The model also supports foundational skills beyond basic reading and numeracy. Children learn to  communicate, listen, collaborate, solve problems, use materials, explain their thinking, and participate  with confidence. These are essential building blocks for 21st-century skills and future workforce  readiness. 

For large-scale human capital development, the value of such a model lies in its classroom usability. It  does not depend only on technology or one-time training. It can be implemented through teacher  training, classroom routines, simple materials, structured lesson plans, and ongoing mentoring. This  makes it easier to adapt across schools and contexts. 

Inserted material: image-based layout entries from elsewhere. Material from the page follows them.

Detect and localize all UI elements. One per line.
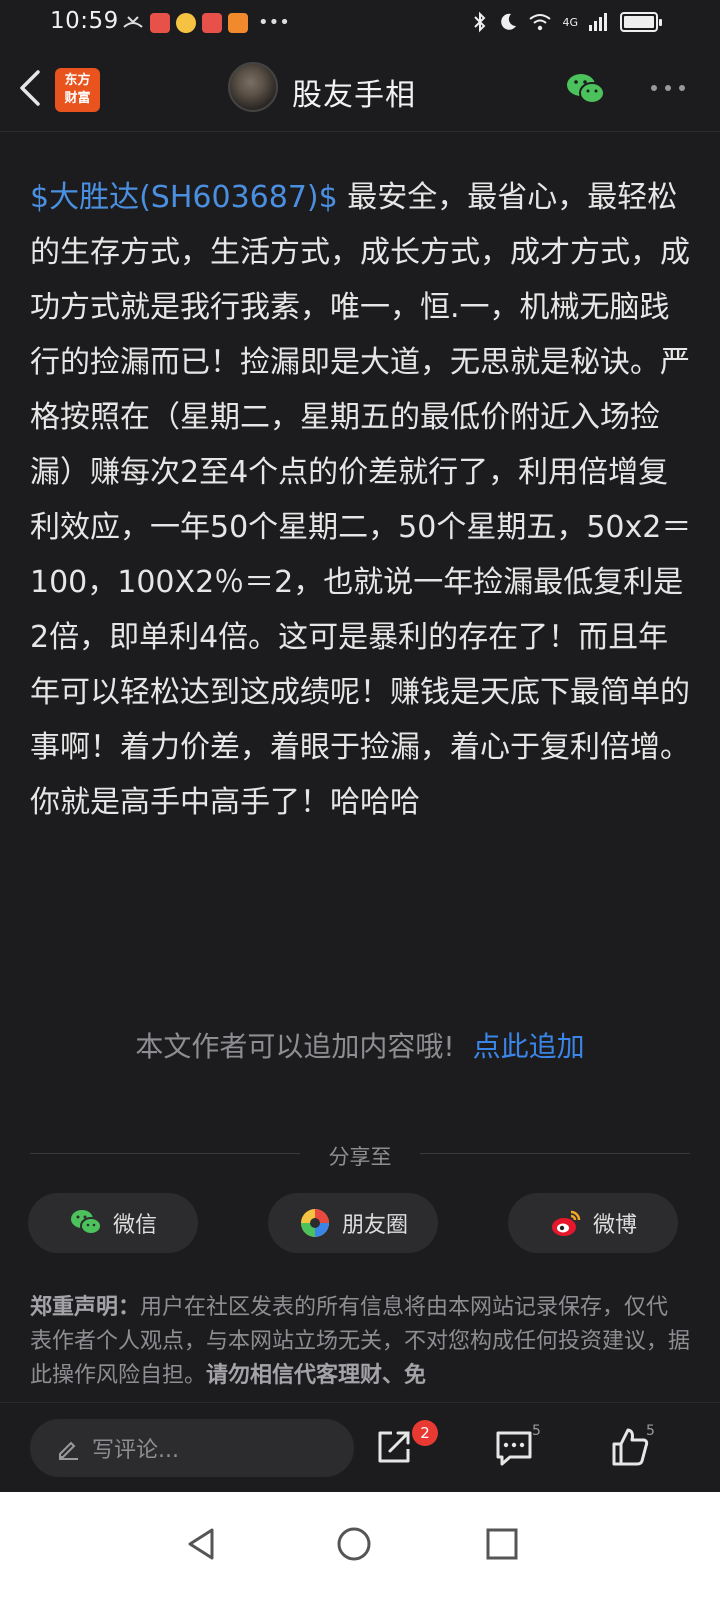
comment-count: 5 bbox=[532, 1423, 541, 1439]
status-bar: 10:59 ••• 4G bbox=[0, 0, 720, 48]
circle-home-icon bbox=[337, 1527, 371, 1561]
more-notifications-icon: ••• bbox=[258, 12, 290, 33]
share-divider: 分享至 bbox=[0, 1139, 720, 1169]
disclaimer-title: 郑重声明： bbox=[30, 1295, 141, 1320]
share-button[interactable] bbox=[372, 1425, 416, 1469]
wifi-icon bbox=[529, 14, 552, 31]
stock-tag-link[interactable]: $大胜达(SH603687)$ bbox=[30, 180, 338, 215]
share-wechat-button[interactable]: 微信 bbox=[28, 1193, 198, 1253]
app-notification-icon bbox=[202, 12, 222, 33]
comment-input[interactable]: 写评论... bbox=[30, 1419, 354, 1477]
logo-text-line1: 东方 bbox=[64, 73, 91, 88]
app-notification-icon bbox=[150, 12, 170, 33]
share-label: 分享至 bbox=[328, 1145, 392, 1169]
moments-icon bbox=[300, 1209, 329, 1237]
more-horizontal-icon bbox=[651, 85, 685, 91]
append-content-link[interactable]: 点此追加 bbox=[473, 1030, 585, 1063]
chevron-left-icon bbox=[20, 70, 40, 106]
article-text: 最安全，最省心，最轻松的生存方式，生活方式，成长方式，成才方式，成功方式就是我行… bbox=[30, 180, 692, 820]
logo-text-line2: 财富 bbox=[64, 91, 91, 106]
share-count-badge: 2 bbox=[412, 1420, 438, 1446]
signal-icon bbox=[589, 13, 607, 31]
divider-line bbox=[420, 1153, 690, 1154]
system-nav-bar bbox=[0, 1492, 720, 1600]
weibo-notification-icon bbox=[176, 12, 196, 33]
share-weibo-label: 微博 bbox=[592, 1213, 637, 1238]
article-body: $大胜达(SH603687)$ 最安全，最省心，最轻松的生存方式，生活方式，成长… bbox=[30, 170, 694, 830]
append-hint: 本文作者可以追加内容哦! bbox=[135, 1030, 455, 1063]
status-right-icons: 4G bbox=[472, 11, 608, 33]
battery-icon bbox=[620, 12, 662, 32]
disclaimer: 郑重声明：用户在社区发表的所有信息将由本网站记录保存，仅代表作者个人观点，与本网… bbox=[30, 1291, 690, 1397]
network-type: 4G bbox=[562, 15, 578, 29]
nav-home-button[interactable] bbox=[332, 1522, 376, 1566]
square-recents-icon bbox=[486, 1528, 518, 1560]
comment-button[interactable] bbox=[492, 1425, 536, 1469]
append-content-row: 本文作者可以追加内容哦! 点此追加 bbox=[0, 1025, 720, 1065]
nav-back-button[interactable] bbox=[180, 1522, 224, 1566]
author-avatar[interactable] bbox=[228, 62, 278, 112]
status-time: 10:59 bbox=[50, 8, 119, 34]
notification-icons: ••• bbox=[122, 12, 290, 33]
weibo-icon bbox=[551, 1210, 581, 1236]
moon-icon bbox=[501, 13, 517, 30]
bottom-action-bar: 写评论... 2 5 5 bbox=[0, 1402, 720, 1492]
share-weibo-button[interactable]: 微博 bbox=[508, 1193, 678, 1253]
like-count: 5 bbox=[646, 1423, 655, 1439]
nav-recents-button[interactable] bbox=[480, 1522, 524, 1566]
comment-placeholder: 写评论... bbox=[92, 1438, 179, 1463]
app-notification-icon bbox=[228, 12, 248, 33]
missed-call-icon bbox=[123, 15, 143, 28]
page-title: 股友手相 bbox=[292, 78, 416, 113]
share-moments-button[interactable]: 朋友圈 bbox=[268, 1193, 438, 1253]
pencil-icon bbox=[59, 1441, 78, 1460]
share-icon bbox=[378, 1431, 410, 1463]
wechat-share-button[interactable] bbox=[565, 70, 607, 108]
share-wechat-label: 微信 bbox=[112, 1213, 157, 1238]
wechat-icon bbox=[567, 74, 605, 104]
wechat-icon bbox=[70, 1210, 102, 1235]
back-button[interactable] bbox=[10, 66, 50, 110]
app-logo[interactable]: 东方 财富 bbox=[55, 68, 100, 112]
disclaimer-warning: 请勿相信代客理财、免 bbox=[206, 1363, 427, 1388]
more-options-button[interactable] bbox=[648, 76, 688, 100]
top-header: 东方 财富 股友手相 bbox=[0, 48, 720, 132]
share-moments-label: 朋友圈 bbox=[341, 1213, 408, 1238]
triangle-back-icon bbox=[188, 1528, 214, 1560]
comment-icon bbox=[496, 1431, 532, 1466]
bluetooth-icon bbox=[474, 11, 486, 33]
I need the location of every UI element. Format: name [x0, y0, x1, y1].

In that sense, the Stations Model contributes to human capital development by turning FLN from a  policy goal into an everyday classroom practice. It helps children build the learning behaviours and  foundational competencies they need to benefit from later schooling, skilling, and lifelong learning. 

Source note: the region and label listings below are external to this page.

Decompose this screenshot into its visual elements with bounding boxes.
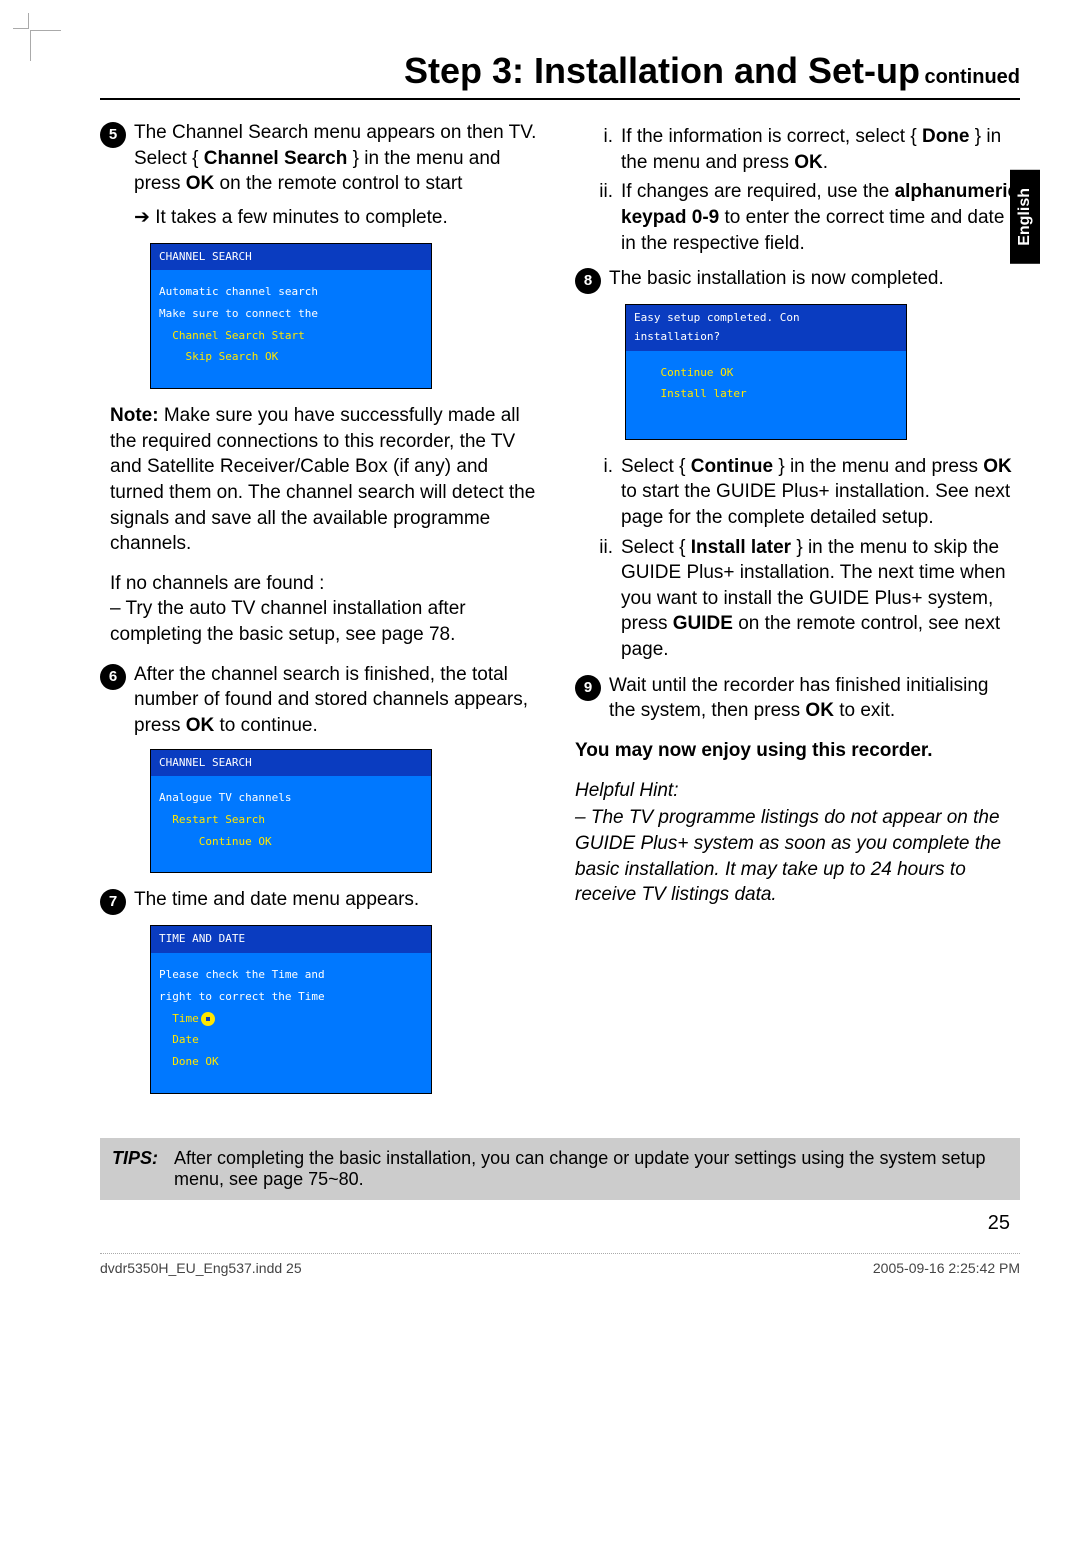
osd-title: CHANNEL SEARCH — [151, 750, 431, 777]
osd-title: TIME AND DATE — [151, 926, 431, 953]
tips-label: TIPS: — [112, 1148, 158, 1190]
step-body: Wait until the recorder has finished ini… — [609, 673, 1020, 724]
step-number: 9 — [575, 675, 601, 701]
language-tab: English — [1010, 170, 1040, 264]
page-number: 25 — [100, 1212, 1010, 1235]
page-title-continued: continued — [924, 66, 1020, 88]
sub-item-ii: ii. If changes are required, use the alp… — [585, 179, 1020, 256]
osd-body: Analogue TV channels Restart Search Cont… — [151, 776, 431, 872]
step-body: After the channel search is finished, th… — [134, 662, 545, 739]
nav-icon — [201, 1012, 215, 1026]
step-number: 5 — [100, 122, 126, 148]
step-body: The Channel Search menu appears on then … — [134, 120, 545, 197]
sub-item-8-i: i. Select { Continue } in the menu and p… — [585, 454, 1020, 531]
right-column: i. If the information is correct, select… — [575, 120, 1020, 1108]
left-column: 5 The Channel Search menu appears on the… — [100, 120, 545, 1108]
no-channels-block: If no channels are found : – Try the aut… — [110, 571, 545, 648]
note-block: Note: Make sure you have successfully ma… — [110, 403, 545, 557]
osd-title: CHANNEL SEARCH — [151, 244, 431, 271]
footer-file: dvdr5350H_EU_Eng537.indd 25 — [100, 1260, 302, 1276]
step-5-result: It takes a few minutes to complete. — [134, 205, 545, 231]
helpful-hint-body: – The TV programme listings do not appea… — [575, 805, 1020, 908]
step-7: 7 The time and date menu appears. — [100, 887, 545, 915]
osd-setup-complete: Easy setup completed. Coninstallation? C… — [625, 304, 907, 439]
content-columns: 5 The Channel Search menu appears on the… — [100, 120, 1020, 1108]
osd-channel-search-1: CHANNEL SEARCH Automatic channel search … — [150, 243, 432, 389]
tips-bar: TIPS: After completing the basic install… — [100, 1138, 1020, 1200]
step-5: 5 The Channel Search menu appears on the… — [100, 120, 545, 197]
enjoy-message: You may now enjoy using this recorder. — [575, 738, 1020, 764]
footer-timestamp: 2005-09-16 2:25:42 PM — [873, 1260, 1020, 1276]
step-body: The basic installation is now completed. — [609, 266, 1020, 294]
page-title: Step 3: Installation and Set-up — [404, 50, 920, 91]
osd-title: Easy setup completed. Coninstallation? — [626, 305, 906, 350]
osd-body: Continue OK Install later — [626, 351, 906, 439]
sub-item-8-ii: ii. Select { Install later } in the menu… — [585, 535, 1020, 663]
step-6: 6 After the channel search is finished, … — [100, 662, 545, 739]
crop-mark — [13, 13, 29, 29]
step-number: 7 — [100, 889, 126, 915]
crop-mark — [30, 30, 61, 61]
sub-item-i: i. If the information is correct, select… — [585, 124, 1020, 175]
footer: dvdr5350H_EU_Eng537.indd 25 2005-09-16 2… — [100, 1253, 1020, 1276]
step-number: 8 — [575, 268, 601, 294]
osd-body: Please check the Time and right to corre… — [151, 953, 431, 1092]
page-header: Step 3: Installation and Set-up continue… — [100, 50, 1020, 100]
osd-channel-search-2: CHANNEL SEARCH Analogue TV channels Rest… — [150, 749, 432, 874]
osd-body: Automatic channel search Make sure to co… — [151, 270, 431, 388]
osd-time-date: TIME AND DATE Please check the Time and … — [150, 925, 432, 1093]
helpful-hint-label: Helpful Hint: — [575, 778, 1020, 804]
step-number: 6 — [100, 664, 126, 690]
step-body: The time and date menu appears. — [134, 887, 545, 915]
tips-text: After completing the basic installation,… — [174, 1148, 1008, 1190]
step-9: 9 Wait until the recorder has finished i… — [575, 673, 1020, 724]
page: Step 3: Installation and Set-up continue… — [0, 0, 1080, 1558]
step-8: 8 The basic installation is now complete… — [575, 266, 1020, 294]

Q. What kind of policy or funding shifts are needed to treat FLN as infrastructure? 

A. To treat FLN as infrastructure, policy and funding need to move from short-term programme delivery to  long-term system building. Infrastructure is not created through one-time activities; it requires  sustained investment, clear standards, maintenance systems, monitoring and institutional ownership.  FLN should be approached in the same way. 

The first shift needed is from annual project funding to multi-year investment. Foundational learning  cannot be improved through short funding cycles focused only on training numbers or material  distribution. It requires continuous teacher support, classroom mentoring, child-level assessment, local language resources and academic leadership over several years. 

The second shift is from input-based funding to learning-focused funding. Budgets often track how many  teachers were trained, how many materials were distributed or how many sessions were conducted.  These are important, but they are not enough. Funding should also track whether children are  progressing in oral language, reading fluency, comprehension, writing readiness, number sense and  problem-solving. 

The third shift is focused investment in teacher support systems, not just teacher training. Teachers  need ongoing mentoring, demonstration, peer learning, classroom observation and feedback. If teachers  are expected to deliver FLN differently, the system must support them differently. 

The fourth shift is stronger funding for language-responsive and context-sensitive learning materials.  India’s classrooms are multilingual, and children often enter school with home languages different from  the language of textbooks. Treating FLN as infrastructure means investing in local-language resources,  culturally familiar content and materials that help children move from oral language to reading and  writing with meaning. 

The fifth shift is to invest in learning data that actually returns to the classroom. The State of Global  Learning Poverty 2022 report points to the need to assess learning levels regularly and provide teachers  with formative assessment tools they can use in classrooms. Data should not remain only at dashboard  level; it should help teachers decide what to do next.  

The sixth shift is around technology. Digital tools and AI should be funded only when they solve clearly  identified problems such as reducing teacher workload, supporting differentiated practice, generating  local-language resources, or helping track learning gaps. Technology should strengthen the FLN system,  not become a parallel intervention.

Finally, FLN funding should explicitly support SDG 4 goals. If children are enrolled but not learning, India  may show progress on access while still falling short on quality education. The World Bank warns that  high learning poverty and slow progress are early signals that SDG 4 education targets are at risk.  Therefore, governments, CSR partners, philanthropies and implementation organisations need to align  around common FLN goals. Fragmented projects cannot build infrastructure. Long-term funding should  support scalable public systems: teacher capacity, academic mentoring, assessment, leadership,  community engagement and implementation research.